Knowing me, myself and I: What psychology can contribute to self-knowledge
How well do you know yourself? It's a question many of us struggle with, as we try to figure out how close we are to who we actually want to be. In a new report in Perspectives on Psychological Science, a journal of the Association for Psychological Science, psychologist Timothy D. Wilson from the University of Virginia describes theories behind self-knowledge (that is, how people form beliefs about themselves), cites challenges psychologists encounter while studying it, and offers ways we can get to know ourselves a little better.
The study of self-knowledge has tended to focus on how accurate we are at determining our own internal states, such as our emotions, personality, and attitudes. However, Wilson notes that self-knowledge can be broadened to include memory, like recalling how we felt in the past, and prospection, predicting how we will feel in the future.
Knowing who we were and who we will be are as important to self-knowledge as knowing who we are in the present. And while a number of researchers are conducting studies that are applicable to those various facets of self-knowledge, Wilson observes that there is not much communication between them, one reason this field is challenging to investigate.
Although it can be fairly simple to assess how people's attitudes change over time--that is, have them predict how they will feel at certain time and then actually measure their feelings at that time-- it is more difficult to measure people's current self-knowledge accurately. Some methods of acquiring accurate information on a person's feelings or their personality are to compare reports from their peers and study their nonverbal behavior. However, Wilson has "great faith in the methodological creativity" of his "fellow social psychologists" and is confident that questions raised by these types of experiments will be answered in the next few years.
Although Wilson acknowledges all the interesting findings that have come out of new technologies, such as fMRI, he cautions that those type of studies may not be very relevant to studying issues associated with self-knowledge.

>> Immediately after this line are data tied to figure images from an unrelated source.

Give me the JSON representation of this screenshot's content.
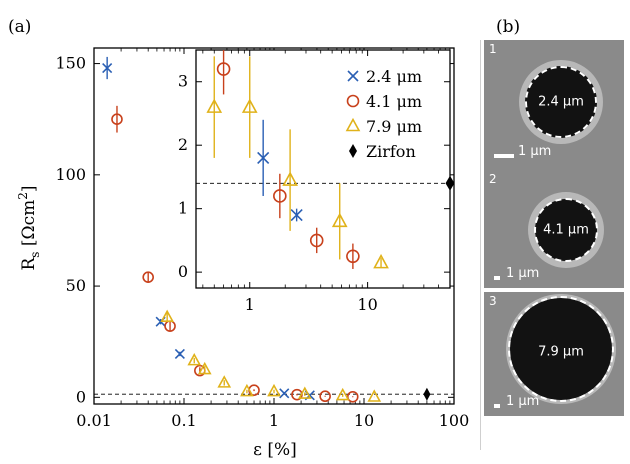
{
  "panel_a_label": "(a)",
  "panel_b_label": "(b)",
  "colors": {
    "s24": "#2a5fb4",
    "s41": "#c8411c",
    "s79": "#e0b21a",
    "zirfon": "#000000"
  },
  "chart_data": {
    "type": "scatter",
    "xlabel": "ε [%]",
    "ylabel_main": "R",
    "ylabel_sub": "s",
    "ylabel_unit": "[Ωcm",
    "ylabel_exp": "2",
    "ylabel_close": "]",
    "x_scale": "log",
    "xlim": [
      0.01,
      100
    ],
    "ylim": [
      -3,
      157
    ],
    "x_ticks": [
      {
        "v": 0.01,
        "label": "0.01"
      },
      {
        "v": 0.1,
        "label": "0.1"
      },
      {
        "v": 1,
        "label": "1"
      },
      {
        "v": 10,
        "label": "10"
      },
      {
        "v": 100,
        "label": "100"
      }
    ],
    "y_ticks": [
      {
        "v": 0,
        "label": "0"
      },
      {
        "v": 50,
        "label": "50"
      },
      {
        "v": 100,
        "label": "100"
      },
      {
        "v": 150,
        "label": "150"
      }
    ],
    "reference_line": 1.4,
    "series": [
      {
        "name": "2.4 μm",
        "marker": "x",
        "color": "#2a5fb4",
        "points": [
          [
            0.014,
            148,
            5
          ],
          [
            0.055,
            34,
            1.2
          ],
          [
            0.09,
            19.5,
            1
          ],
          [
            1.3,
            1.8,
            0.6
          ],
          [
            2.5,
            0.9,
            0.1
          ]
        ]
      },
      {
        "name": "4.1 μm",
        "marker": "o",
        "color": "#c8411c",
        "points": [
          [
            0.018,
            125,
            6
          ],
          [
            0.04,
            54,
            2
          ],
          [
            0.07,
            32,
            2.5
          ],
          [
            0.15,
            12,
            1.5
          ],
          [
            0.6,
            3.2,
            0.4
          ],
          [
            1.8,
            1.2,
            0.35
          ],
          [
            3.7,
            0.5,
            0.2
          ],
          [
            7.5,
            0.25,
            0.2
          ]
        ]
      },
      {
        "name": "7.9 μm",
        "marker": "^",
        "color": "#e0b21a",
        "points": [
          [
            0.065,
            36,
            2
          ],
          [
            0.13,
            16.5,
            1.2
          ],
          [
            0.17,
            12.5,
            1.5
          ],
          [
            0.28,
            6.5,
            1.2
          ],
          [
            0.5,
            2.6,
            0.8
          ],
          [
            1,
            2.6,
            0.8
          ],
          [
            2.2,
            1.45,
            0.8
          ],
          [
            5.8,
            0.8,
            0.6
          ],
          [
            13,
            0.15,
            0.07
          ]
        ]
      },
      {
        "name": "Zirfon",
        "marker": "D",
        "color": "#000000",
        "points": [
          [
            50,
            1.4,
            0
          ]
        ]
      }
    ],
    "inset": {
      "x_scale": "log",
      "xlim": [
        0.35,
        50
      ],
      "ylim": [
        -0.25,
        3.5
      ],
      "x_ticks": [
        {
          "v": 1,
          "label": "1"
        },
        {
          "v": 10,
          "label": "10"
        }
      ],
      "y_ticks": [
        {
          "v": 0,
          "label": "0"
        },
        {
          "v": 1,
          "label": "1"
        },
        {
          "v": 2,
          "label": "2"
        },
        {
          "v": 3,
          "label": "3"
        }
      ],
      "legend_position": "top-right"
    }
  },
  "images": [
    {
      "num": "1",
      "diameter": "2.4 μm",
      "scale": "1 μm"
    },
    {
      "num": "2",
      "diameter": "4.1 μm",
      "scale": "1 μm"
    },
    {
      "num": "3",
      "diameter": "7.9 μm",
      "scale": "1 μm"
    }
  ]
}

There are a number of theories that aim to describe self-knowledge by a dual-process model, pitting the unconscious against the conscious. Wilson notes that these theories are pessimistic in that they view the unconscious as something that cannot be breached. However, he remarks that "self-knowledge is less a matter of careful introspection than of becoming an excellent observer of oneself."
Wilson suggests some ways that can help us learn more about ourselves, such as really attempting to be objective when considering our behaviors and trying to see ourselves through the eyes of other people. Another way of knowing ourselves better is to become more aware of findings from psychological science. Wilson concludes, "Most of us pay attention to medical findings that inform us about our bodies (e.g., that smoking tobacco is harmful), and can learn about our psychological selves in the same way."